Il Giorno del ricordo: “rendere omaggio e testimonianza a chi ha sofferto”

Sono trascorsi tredici anni da quando l’Italia ha introdotto il Giorno del ricordo affinché le foibe, l’esodo dei Giuliano-Dalmati e le stragi accadute fra il 1943 e il 1947 non vengano dimenticate. Per quasi sessant’anni, questo tragico capitolo di storia contemporanea, è stato avvolto dal silenzio e intrappolato come quelle migliaia di persone nelle voragini in cui conobbero la morte. Ma negli anni Novanta, qualcosa scuote la classe politica italiana – che improvvisamente comincia a parlare delle foibe e dell’esodo – tale da istituire nel 2004, con una legge, il Giorno del ricordo: “La Repubblica riconosce il 10 febbraio quale Giorno del ricordo al fine di conservare e rinnovare la memoria della tragedia degli italiani e di tutte le vittime delle foibe, dell’esodo dalle loro terre degli istriani, fiumani e dalmati nel secondo dopoguerra e della più complessa vicenda del confine orientale”.

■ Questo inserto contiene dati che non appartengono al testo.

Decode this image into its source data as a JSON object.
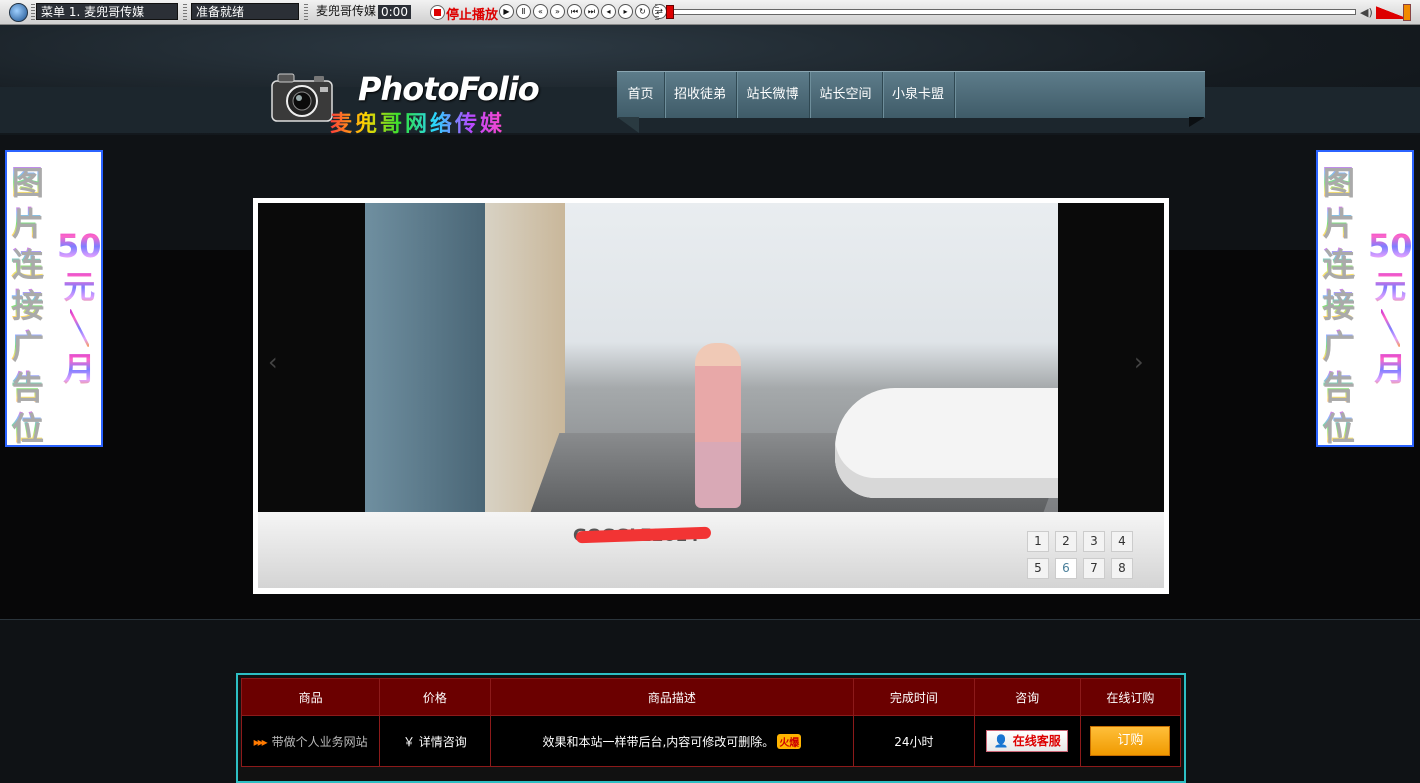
{
  "player": {
    "menu_label": "菜单 1. 麦兜哥传媒",
    "status": "准备就绪",
    "track_name": "麦兜哥传媒",
    "time": "0:00",
    "stop_label": "停止播放",
    "buttons": [
      "play-icon",
      "pause-icon",
      "prev-icon",
      "next-icon",
      "first-icon",
      "last-icon",
      "rewind-icon",
      "forward-icon",
      "loop-icon",
      "random-icon"
    ],
    "progress": 0,
    "volume": 0.8
  },
  "brand": {
    "name_en": "PhotoFolio",
    "name_cn": "麦兜哥网络传媒"
  },
  "nav": {
    "items": [
      {
        "label": "首页"
      },
      {
        "label": "招收徒弟"
      },
      {
        "label": "站长微博"
      },
      {
        "label": "站长空间"
      },
      {
        "label": "小泉卡盟"
      }
    ]
  },
  "side_ad": {
    "col1": [
      "图",
      "片",
      "连",
      "接",
      "广",
      "告",
      "位"
    ],
    "col2": [
      "50",
      "元",
      "╲",
      "月"
    ]
  },
  "slider": {
    "caption": "GOGGLE2014",
    "prev_arrow": "‹",
    "next_arrow": "›",
    "pages": [
      "1",
      "2",
      "3",
      "4",
      "5",
      "6",
      "7",
      "8"
    ],
    "active_page": 6
  },
  "table": {
    "headers": [
      "商品",
      "价格",
      "商品描述",
      "完成时间",
      "咨询",
      "在线订购"
    ],
    "rows": [
      {
        "product": "带做个人业务网站",
        "price": "￥ 详情咨询",
        "description": "效果和本站一样带后台,内容可修改可删除。",
        "hot_badge": "火爆",
        "time": "24小时",
        "consult": "在线客服",
        "order": "订购"
      }
    ]
  },
  "colors": {
    "accent": "#2dbfc4",
    "table_header": "#6b0000",
    "order_button": "#f09a00",
    "nav": "#4f6c79"
  }
}
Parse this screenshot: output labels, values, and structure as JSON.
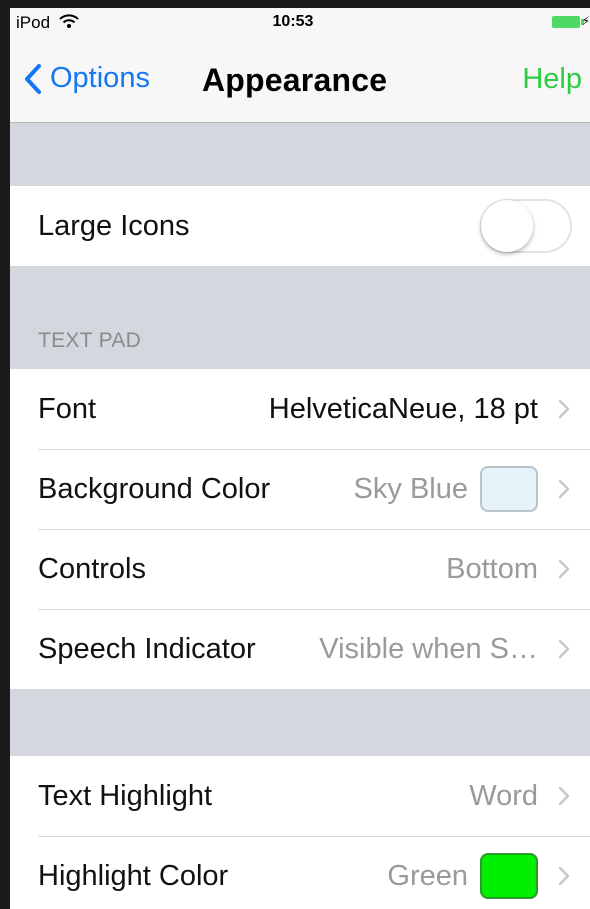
{
  "status_bar": {
    "device": "iPod",
    "time": "10:53"
  },
  "nav": {
    "back_label": "Options",
    "title": "Appearance",
    "help_label": "Help"
  },
  "general": {
    "large_icons_label": "Large Icons",
    "large_icons_on": false
  },
  "text_pad": {
    "header": "TEXT PAD",
    "font_label": "Font",
    "font_value": "HelveticaNeue, 18 pt",
    "background_color_label": "Background Color",
    "background_color_value": "Sky Blue",
    "background_color_hex": "#e6f2fa",
    "controls_label": "Controls",
    "controls_value": "Bottom",
    "speech_indicator_label": "Speech Indicator",
    "speech_indicator_value": "Visible when S…"
  },
  "highlight": {
    "text_highlight_label": "Text Highlight",
    "text_highlight_value": "Word",
    "highlight_color_label": "Highlight Color",
    "highlight_color_value": "Green",
    "highlight_color_hex": "#00f000"
  },
  "colors": {
    "accent_blue": "#1477f3",
    "help_green": "#2ecc40",
    "grouped_background": "#d4d7de",
    "battery_green": "#4cd964"
  },
  "icons": {
    "back": "chevron-left-icon",
    "disclosure": "chevron-right-icon",
    "wifi": "wifi-icon",
    "battery": "battery-icon",
    "charging": "charging-bolt-icon"
  }
}
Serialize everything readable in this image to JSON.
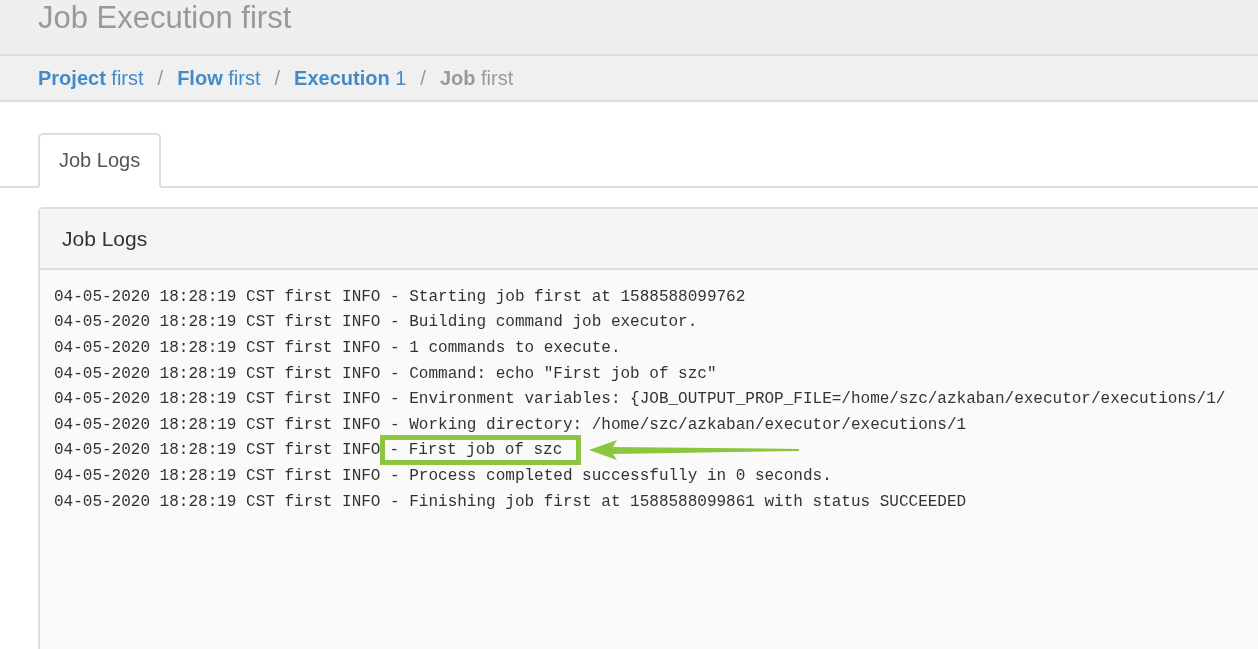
{
  "header": {
    "title": "Job Execution first"
  },
  "breadcrumb_separator": "/",
  "breadcrumb": [
    {
      "label": "Project",
      "value": "first",
      "active": false
    },
    {
      "label": "Flow",
      "value": "first",
      "active": false
    },
    {
      "label": "Execution",
      "value": "1",
      "active": false
    },
    {
      "label": "Job",
      "value": "first",
      "active": true
    }
  ],
  "tabs": [
    {
      "label": "Job Logs",
      "selected": true
    }
  ],
  "panel": {
    "title": "Job Logs",
    "lines": [
      {
        "text": "04-05-2020 18:28:19 CST first INFO - Starting job first at 1588588099762"
      },
      {
        "text": "04-05-2020 18:28:19 CST first INFO - Building command job executor."
      },
      {
        "text": "04-05-2020 18:28:19 CST first INFO - 1 commands to execute."
      },
      {
        "text": "04-05-2020 18:28:19 CST first INFO - Command: echo \"First job of szc\""
      },
      {
        "text": "04-05-2020 18:28:19 CST first INFO - Environment variables: {JOB_OUTPUT_PROP_FILE=/home/szc/azkaban/executor/executions/1/"
      },
      {
        "text": "04-05-2020 18:28:19 CST first INFO - Working directory: /home/szc/azkaban/executor/executions/1"
      },
      {
        "text": "04-05-2020 18:28:19 CST first INFO",
        "highlight": "- First job of szc"
      },
      {
        "text": "04-05-2020 18:28:19 CST first INFO - Process completed successfully in 0 seconds."
      },
      {
        "text": "04-05-2020 18:28:19 CST first INFO - Finishing job first at 1588588099861 with status SUCCEEDED"
      }
    ]
  }
}
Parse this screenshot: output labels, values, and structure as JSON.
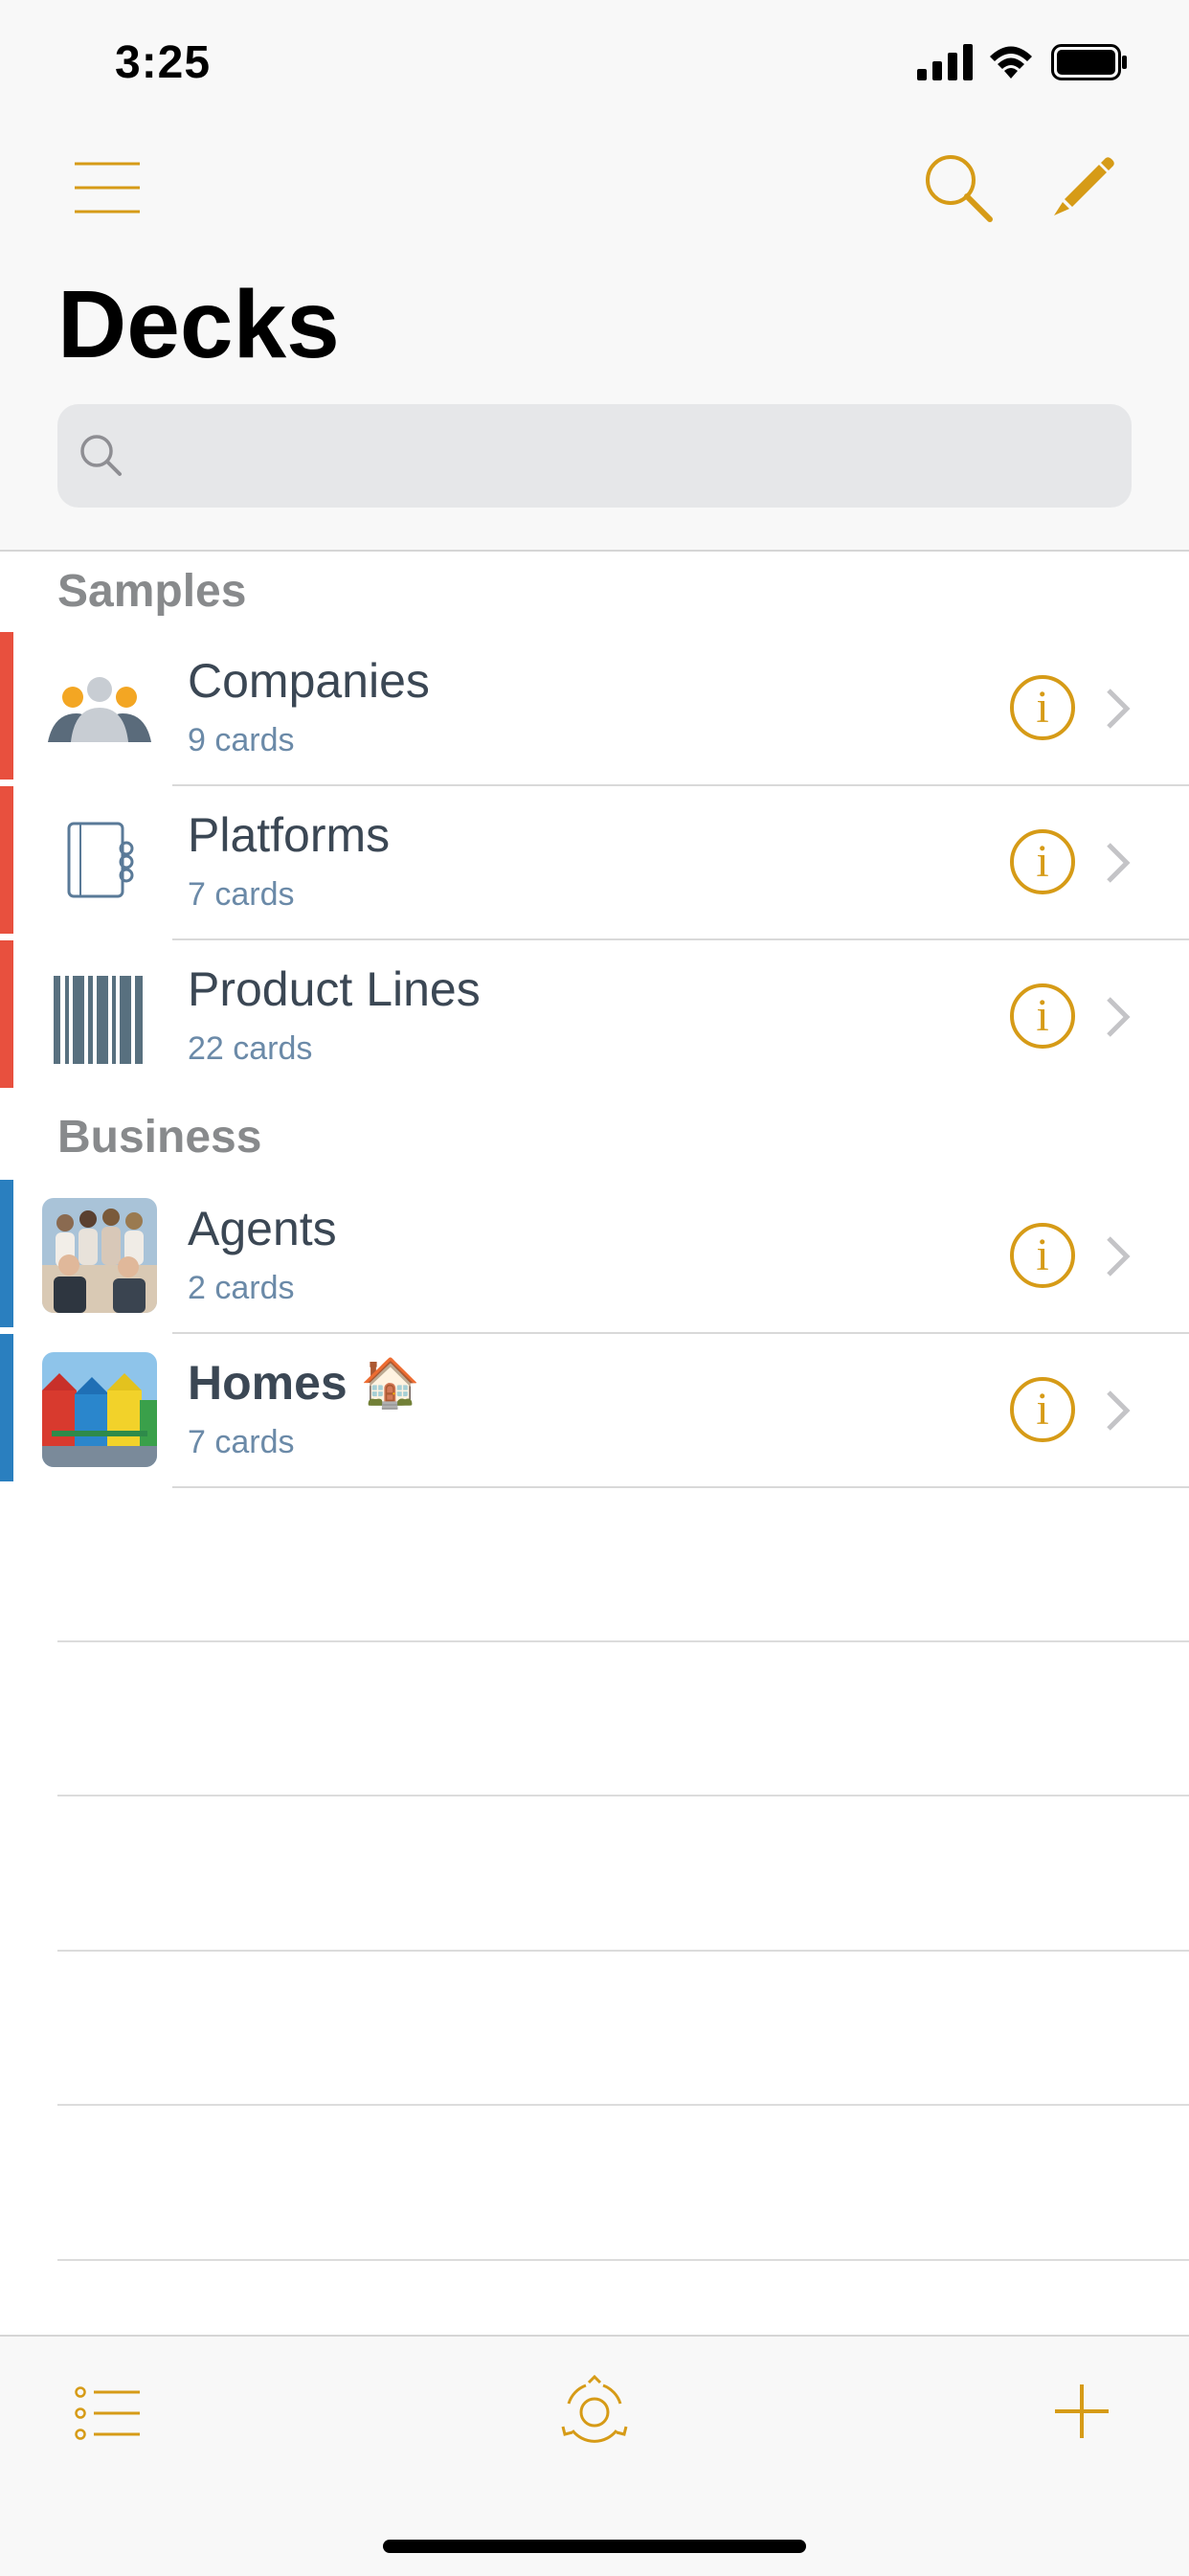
{
  "status_bar": {
    "time": "3:25"
  },
  "nav": {
    "title": "Decks",
    "search_placeholder": ""
  },
  "sections": [
    {
      "header": "Samples",
      "accent": "#e8503e",
      "items": [
        {
          "name": "Companies",
          "count": "9 cards",
          "icon": "people-icon"
        },
        {
          "name": "Platforms",
          "count": "7 cards",
          "icon": "notebook-icon"
        },
        {
          "name": "Product Lines",
          "count": "22 cards",
          "icon": "barcode-icon"
        }
      ]
    },
    {
      "header": "Business",
      "accent": "#2a7fbf",
      "items": [
        {
          "name": "Agents",
          "count": "2 cards",
          "icon": "agents-photo"
        },
        {
          "name": "Homes 🏠",
          "count": "7 cards",
          "icon": "homes-photo"
        }
      ]
    }
  ],
  "colors": {
    "accent_gold": "#d69b17",
    "text": "#3b4754",
    "subtext": "#6b8aa8",
    "samples_marker": "#e8503e",
    "business_marker": "#2a7fbf"
  }
}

Il deputato Gian Luigi Gigli (gruppo parlamentare Democrazia Solidale-Centro Democratico) ha affermato che è necessario “ricordare e respingere ogni suggestione negazionista per rendere omaggio e testimonianza a chi ha sofferto, a chi fu oltraggiato allora perfino arrivando da esule in Italia da quelli che anteponevano all’ideale di patria l’ideologia del partito”. Negazionismo sì, perché la presenza alla Camera di Alessandra Kersevan – considerata la regina dei negazionisti in materia di foibe – nel Giorno del ricordo sta facendo discutere e scatenare dibattiti nella classe politica. Soltanto un anno fa in un’intervista rilasciata a libera.tv, Kersevan disse che la giornata del ricordo delle foibe  viene strumentalmente utilizzata per cancellare dalla memoria collettiva la brutale politica di italianizzazione forzata attuata dallo Stato italiano dopo la prima guerra mondiale e che il mito degli ‘italiani brava gente’ vive ancora perché nella coscienza collettiva italiana è stato rimosso il fatto che fu l’Italia ad aggredire ed invadere la Jugoslavia commettendo immani crimini di guerra. Sono questi i motivi per cui leghisti e democratici ritengono che dare la parola ad Alessandra Kersevan – in un momento commemorativo – sia un vero oltraggio nonché un’azione vergognosa.

Prima dell’istituzione del Giorno del ricordo, la memoria stava procedendo nella direzione della dimenticanza. Ora che è stata recuperata, è un dovere morale proteggerla e raccontarla affinché le vittime non siano tali per una seconda volta.